In the 1850s, work gangs leveled this railway bed by cutting through hills and ﬁlling in valleys. They established culverts where the mounded earth would have otherwise blocked streams. To construct such facilities, they ﬁrst laid down a bed of heavy timbers, which established the proper fall for the water. Two rows of large stones, capped with more stones, then created a solid tunnel through which water could drain.
A substantial culvert in this location stood for more than a century. The upstream end had been reinforced with a stone headwall, which protected it from storms and ﬂooding. The downstream end was not as heavily constructed and eventually collapsed, causing the embankment to start to fall away. A new concrete culvert has allowed the railway bed to be restored.

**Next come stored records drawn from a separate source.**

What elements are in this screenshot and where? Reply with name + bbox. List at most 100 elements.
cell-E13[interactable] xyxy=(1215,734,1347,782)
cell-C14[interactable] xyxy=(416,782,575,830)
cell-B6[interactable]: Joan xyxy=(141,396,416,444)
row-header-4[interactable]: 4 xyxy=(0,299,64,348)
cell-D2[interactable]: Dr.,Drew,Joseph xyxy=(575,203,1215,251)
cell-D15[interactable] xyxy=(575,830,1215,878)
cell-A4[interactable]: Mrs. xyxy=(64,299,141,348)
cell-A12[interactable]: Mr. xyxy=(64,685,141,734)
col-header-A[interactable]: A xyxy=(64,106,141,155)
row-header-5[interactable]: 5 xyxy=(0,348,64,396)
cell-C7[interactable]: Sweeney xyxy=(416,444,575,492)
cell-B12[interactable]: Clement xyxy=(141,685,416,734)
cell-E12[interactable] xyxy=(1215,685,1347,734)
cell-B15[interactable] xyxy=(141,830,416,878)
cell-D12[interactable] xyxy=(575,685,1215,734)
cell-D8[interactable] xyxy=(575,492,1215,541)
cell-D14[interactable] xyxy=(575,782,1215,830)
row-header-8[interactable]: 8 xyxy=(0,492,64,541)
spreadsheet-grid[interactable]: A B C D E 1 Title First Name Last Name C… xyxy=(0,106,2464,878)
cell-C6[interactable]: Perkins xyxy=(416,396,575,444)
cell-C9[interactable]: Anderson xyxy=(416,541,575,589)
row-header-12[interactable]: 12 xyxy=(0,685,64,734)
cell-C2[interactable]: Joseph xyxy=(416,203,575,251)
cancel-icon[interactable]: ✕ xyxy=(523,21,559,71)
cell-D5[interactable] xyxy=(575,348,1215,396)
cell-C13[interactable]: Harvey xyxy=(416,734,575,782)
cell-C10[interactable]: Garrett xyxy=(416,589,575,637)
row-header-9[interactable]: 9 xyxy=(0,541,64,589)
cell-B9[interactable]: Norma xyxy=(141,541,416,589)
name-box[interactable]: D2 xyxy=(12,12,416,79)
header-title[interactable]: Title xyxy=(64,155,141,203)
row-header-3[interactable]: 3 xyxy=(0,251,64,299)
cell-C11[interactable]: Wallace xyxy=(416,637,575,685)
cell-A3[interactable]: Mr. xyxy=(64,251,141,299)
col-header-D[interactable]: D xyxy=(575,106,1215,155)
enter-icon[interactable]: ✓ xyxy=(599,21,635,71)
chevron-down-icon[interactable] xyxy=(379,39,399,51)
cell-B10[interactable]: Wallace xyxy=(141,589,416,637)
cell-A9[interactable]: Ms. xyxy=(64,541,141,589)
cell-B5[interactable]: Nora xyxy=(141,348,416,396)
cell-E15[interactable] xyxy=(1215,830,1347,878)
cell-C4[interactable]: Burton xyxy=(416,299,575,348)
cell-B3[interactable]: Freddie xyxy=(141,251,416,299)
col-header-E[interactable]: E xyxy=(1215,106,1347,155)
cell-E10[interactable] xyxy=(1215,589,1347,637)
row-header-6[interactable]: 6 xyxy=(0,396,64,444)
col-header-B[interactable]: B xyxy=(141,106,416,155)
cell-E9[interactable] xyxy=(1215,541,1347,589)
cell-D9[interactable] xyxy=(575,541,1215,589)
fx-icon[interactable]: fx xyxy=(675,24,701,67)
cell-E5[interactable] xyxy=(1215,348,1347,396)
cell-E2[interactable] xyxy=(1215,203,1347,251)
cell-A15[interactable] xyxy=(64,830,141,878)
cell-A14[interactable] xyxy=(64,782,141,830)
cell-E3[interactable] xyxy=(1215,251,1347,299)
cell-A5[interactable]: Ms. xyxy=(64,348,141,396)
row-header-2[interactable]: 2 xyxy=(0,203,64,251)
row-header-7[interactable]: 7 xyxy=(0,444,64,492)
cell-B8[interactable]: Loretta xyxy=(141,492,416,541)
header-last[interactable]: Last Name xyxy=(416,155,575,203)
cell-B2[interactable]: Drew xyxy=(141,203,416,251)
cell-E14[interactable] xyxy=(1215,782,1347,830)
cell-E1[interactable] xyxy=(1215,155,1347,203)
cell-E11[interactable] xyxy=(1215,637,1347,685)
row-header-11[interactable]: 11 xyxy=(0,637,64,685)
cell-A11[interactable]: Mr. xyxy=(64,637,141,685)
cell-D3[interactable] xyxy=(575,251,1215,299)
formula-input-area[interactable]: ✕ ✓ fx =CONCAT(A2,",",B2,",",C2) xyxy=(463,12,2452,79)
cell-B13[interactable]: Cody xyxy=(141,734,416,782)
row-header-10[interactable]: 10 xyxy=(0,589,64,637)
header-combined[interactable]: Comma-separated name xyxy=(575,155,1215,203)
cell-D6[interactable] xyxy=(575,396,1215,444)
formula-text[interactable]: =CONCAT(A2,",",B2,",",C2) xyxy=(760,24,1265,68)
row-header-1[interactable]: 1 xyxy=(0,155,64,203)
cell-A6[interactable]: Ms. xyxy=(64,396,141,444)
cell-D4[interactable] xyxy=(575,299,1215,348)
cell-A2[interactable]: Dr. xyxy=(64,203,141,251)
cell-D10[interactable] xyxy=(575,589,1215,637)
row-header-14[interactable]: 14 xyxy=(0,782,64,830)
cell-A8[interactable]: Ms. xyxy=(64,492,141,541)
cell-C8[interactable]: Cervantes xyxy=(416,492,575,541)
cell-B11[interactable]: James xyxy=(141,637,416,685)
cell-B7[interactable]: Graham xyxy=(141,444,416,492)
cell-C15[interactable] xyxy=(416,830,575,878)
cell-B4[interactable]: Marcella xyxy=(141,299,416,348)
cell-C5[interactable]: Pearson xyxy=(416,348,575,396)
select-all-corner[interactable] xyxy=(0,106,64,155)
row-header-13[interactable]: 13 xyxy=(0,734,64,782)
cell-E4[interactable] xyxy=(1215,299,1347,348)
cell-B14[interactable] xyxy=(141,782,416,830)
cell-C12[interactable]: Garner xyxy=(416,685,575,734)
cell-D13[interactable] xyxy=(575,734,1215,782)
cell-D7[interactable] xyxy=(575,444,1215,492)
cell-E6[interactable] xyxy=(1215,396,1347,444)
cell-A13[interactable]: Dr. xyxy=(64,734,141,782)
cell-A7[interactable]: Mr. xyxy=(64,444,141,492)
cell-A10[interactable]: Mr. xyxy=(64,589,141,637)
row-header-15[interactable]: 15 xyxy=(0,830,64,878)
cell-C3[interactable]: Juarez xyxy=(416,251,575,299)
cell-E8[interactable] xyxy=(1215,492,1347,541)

In constructing culverts and bridges along this railway, work crews did not want to haul heavy stones any further than necessary. They quarried their building materials from nearby sources, including the streambed. Note the row of drill marks on the stone in the center. The part of the stone split off from this one was hauled away as construction material.
A stone headwall, once located in the stream valley in front of you, protected this rail embankment from flooding. When the downstream end
of the culvert failed, the embankment eroded severely and the entire culvert had to be replaced before this trail could be built.
This 1934 map shows the Virginia Central Railway, then in active use, coursing through the Hazel Run valley and connecting with the Richmond, Fredericksburg & Potomac Railroad, in Fredericksburg. The road labeled as Jefferson Davis Highway is Lafayette Boulevard. The U.S. Route 1 Bypass had not yet been built.